Ullward grinned. “It’s a good job.” He signaled a halt. “Now—turn around.”

The group turned. They looked out across a great golden savannah, dotted with groves of blue-green trees. A rustic lodge commanded the view, the door being the opening into Ullward’s living room.

The group stood in silent admiration. Then Heulia sighed. “Space. Pure space.”

“I’d swear I was looking miles,” said Coble.

Ullward smiled, a trifle wistfully. “Glad you like my little retreat. Now what about lunch? Genuine algae!”

COUP DE GRÂCE

 

I

 

The Hub, a cluster of bubbles in a web of metal, hung in empty space, in that region known to Earthmen as Hither Sagittarius. The owner was Pan Pascoglu, a man short, dark and energetic, almost bald, with restless brown eyes and a thick mustache. A man of ambition, Pascoglu hoped to develop the Hub into a fashionable resort, a glamor-island among the stars—something more than a mere stopover depot and junction point. Working to this end, he added two dozen bright new bubbles—“cottages”, as he called them—around the outer meshes of the Hub, which already resembled the model of an extremely complex molecule.

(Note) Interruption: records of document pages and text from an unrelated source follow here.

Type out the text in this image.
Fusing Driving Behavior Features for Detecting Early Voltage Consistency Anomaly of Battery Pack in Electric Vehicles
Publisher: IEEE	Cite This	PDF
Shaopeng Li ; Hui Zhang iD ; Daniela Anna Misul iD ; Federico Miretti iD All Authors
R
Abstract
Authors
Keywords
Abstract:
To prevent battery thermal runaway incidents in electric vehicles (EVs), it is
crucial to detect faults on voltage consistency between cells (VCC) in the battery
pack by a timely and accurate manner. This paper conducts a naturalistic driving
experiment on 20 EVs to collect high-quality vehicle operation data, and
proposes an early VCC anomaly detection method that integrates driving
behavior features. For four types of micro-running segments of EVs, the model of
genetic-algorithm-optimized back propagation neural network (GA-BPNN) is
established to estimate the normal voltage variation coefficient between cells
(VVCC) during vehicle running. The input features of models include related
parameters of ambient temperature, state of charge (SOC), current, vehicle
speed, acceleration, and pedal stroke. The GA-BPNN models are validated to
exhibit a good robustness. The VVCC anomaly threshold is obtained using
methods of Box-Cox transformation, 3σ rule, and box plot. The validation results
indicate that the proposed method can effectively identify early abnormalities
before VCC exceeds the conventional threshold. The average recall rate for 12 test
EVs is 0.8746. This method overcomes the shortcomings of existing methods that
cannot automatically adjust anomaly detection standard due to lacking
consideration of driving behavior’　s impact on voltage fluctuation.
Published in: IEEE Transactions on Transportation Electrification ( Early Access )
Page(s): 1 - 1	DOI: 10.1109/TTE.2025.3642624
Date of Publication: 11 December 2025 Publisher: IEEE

The cottages were quiet and comfortable; the dining saloon offered an adequate cuisine; a remarkable diversity of company met in the public rooms. Magnus Ridolph found the Hub at once soothing and stimulating. Sitting in the dim dining saloon, the naked stars serving as chandeliers, he contemplated his fellow-guests. At a table to his left, partially obscured by a planting of dendrons, sat four figures. Magnus Ridolph frowned. They ate in utter silence and three of them, at least, hulked over their plates in an uncouth fashion.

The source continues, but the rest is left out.